Water samples retrieved on January 28 from Lake Whillans, a sub-glacial lake about 800 metres beneath the western edge of the Antarctic ice-shelf, have shown possible signs of life. The announcement came from an American expedition that gained access to the 3.1-sq kilometre water body after boring through the shelf using a special hot-water drill.
The retrieved samples are significant because they come from a lake that has been isolated from the rest of the world for thousands of years. Moreover, due to the weight of the massive glacier above it, the lake exists under immense pressure (which shifts the freezing point of its water to a lower temperature).
The expedition, dubbed WISSARD (Whillans Ice Stream Subglacial Access Research Drilling), was undertaken to look for the presence of and investigate life in such an isolated and extreme sub-glacial environment. Researchers will also study the influence of such environments on the stability of continental ice-shelves.
As a first step in the hunt for life, a common dye was added to some samples to illuminate the DNA of microscopic organisms. When an affirmative bright green glow was observed in response, researchers knew that the water indeed harboured life.

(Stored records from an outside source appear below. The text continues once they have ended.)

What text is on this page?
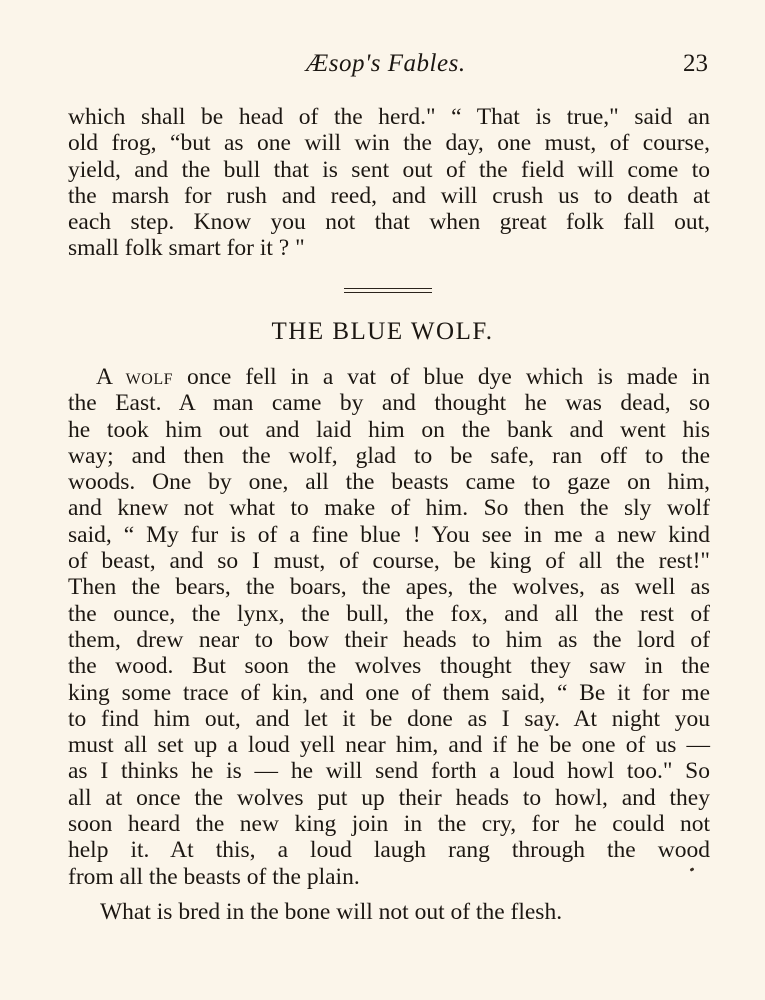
Æsop's Fables.	23
which shall be head of the herd." “ That is true," said an
old frog, “but as one will win the day, one must, of course,
yield, and the bull that is sent out of the field will come to
the marsh for rush and reed, and will crush us to death at
each step. Know you not that when great folk fall out,
small folk smart for it ? "
THE BLUE WOLF.
A wolf once fell in a vat of blue dye which is made in
the East. A man came by and thought he was dead, so
he took him out and laid him on the bank and went his
way; and then the wolf, glad to be safe, ran off to the
woods. One by one, all the beasts came to gaze on him,
and knew not what to make of him. So then the sly wolf
said, “ My fur is of a fine blue ! You see in me a new kind
of beast, and so I must, of course, be king of all the rest!"
Then the bears, the boars, the apes, the wolves, as well as
the ounce, the lynx, the bull, the fox, and all the rest of
them, drew near to bow their heads to him as the lord of
the wood. But soon the wolves thought they saw in the
king some trace of kin, and one of them said, “ Be it for me
to find him out, and let it be done as I say. At night you
must all set up a loud yell near him, and if he be one of us —
as I thinks he is — he will send forth a loud howl too." So
all at once the wolves put up their heads to howl, and they
soon heard the new king join in the cry, for he could not
help it. At this, a loud laugh rang through the wood
from all the beasts of the plain.
What is bred in the bone will not out of the flesh.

Upcoming studies on the samples will throw light on how these organisms exist in such extreme conditions.
Dr. Ross Powell, one of the lead scientists on the expedition noted, in an email to this Correspondent, that the organisms “would most likely be chemolithotrophs because of the setting under the ice sheet.”

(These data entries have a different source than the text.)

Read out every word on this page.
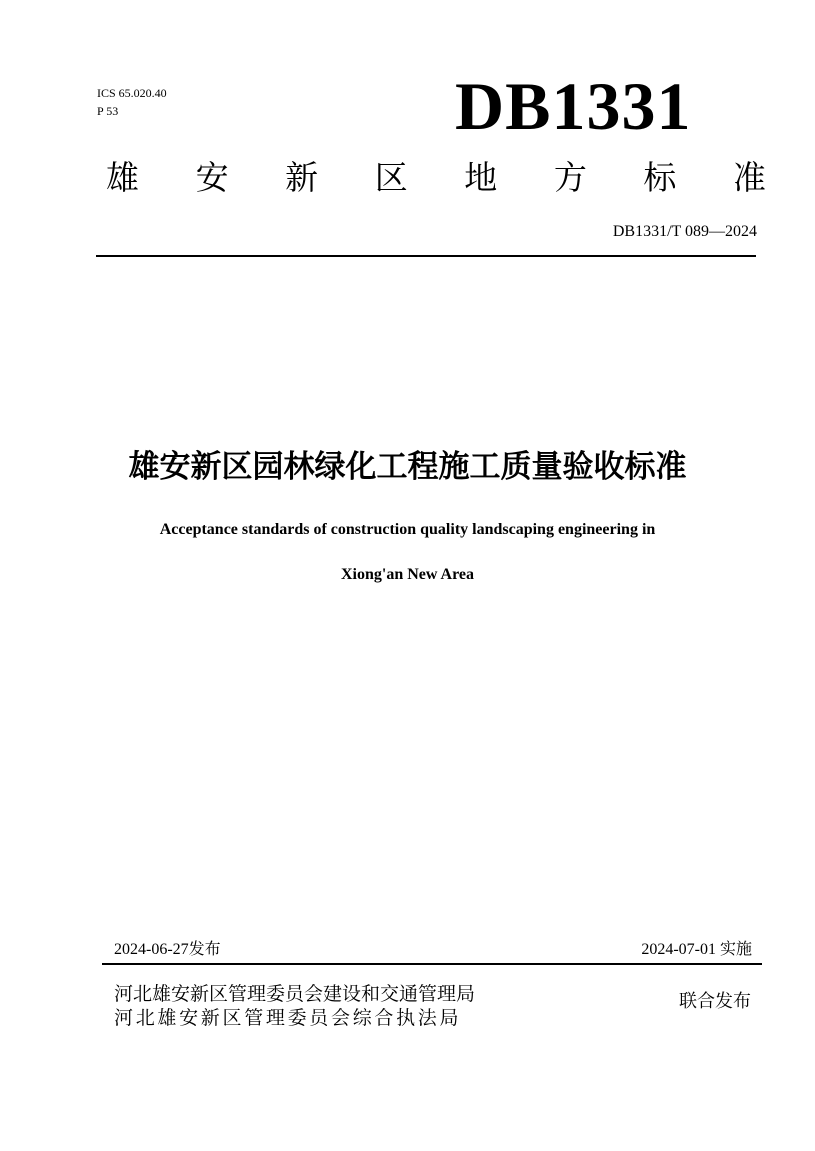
ICS 65.020.40
P 53	DB1331
雄 安 新 区 地 方 标 准
DB1331/T 089—2024
雄安新区园林绿化工程施工质量验收标准
Acceptance standards of construction quality landscaping engineering in
Xiong'an New Area
2024-06-27发布	2024-07-01 实施
河北雄安新区管理委员会建设和交通管理局
河北雄安新区管理委员会综合执法局
联合发布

Chemolithotrophs are microorganisms capable of getting their energy from inorganic compounds, such as elemental sulphur, hydrogen sulphate, thiosulphates, etc. This is in contrast to other life-forms, like humans, which depend on organic compounds as food.
Because of their unorthodox needs, chemolithotrophs can survive harsh environments.
As Brent Christner, team member, told National Geographic , “The conditions faced by organisms in Lake Whillans are quite parallel to what we think it would be like on those icy moons,” referring to natural satellites of Jupiter and Saturn.
The full analyses will take at least a year, Dr. Powell added, “but we are starting to get some results now, showing there is viable life in this environment. We will be studying the cores we have collected after they arrive in our U.S. labs and they, [together with] any organisms they may house, could shed more light on [their environment’s] history.”
Lake Whillans itself is part of a densely interconnected network of streams that carry water into and out of sub-glacial pockets. As a result, researchers will also study the lake for its role in stabilising Antarctic ice-shelves.
Lake Whillans was first described by Dr. Helen Fricker, a glaciologist at the Scripps Institute of Oceanography and principal investigator of the Whillans team, in 2007.
She and her colleagues studied satellite data of the ice surface above the Whillans Ice Stream from 2003 to 2006 and noticed a periodic rising and falling of the surface that hinted at the presence of a lake.
In order to get beneath the ice sheet, a custom-designed hot-water drill was used to reduce chances of contamination by the equipment itself.
The drill works by blasting a jet of scalding water into the ice to bore a hole. The water then freezes because of the low temperatures and is removed as ice before another jet of water is blasted.
Once the surface of the lake was breached, the researchers inserted a probe to collect water samples from different points as well as some sediment from the lakebed.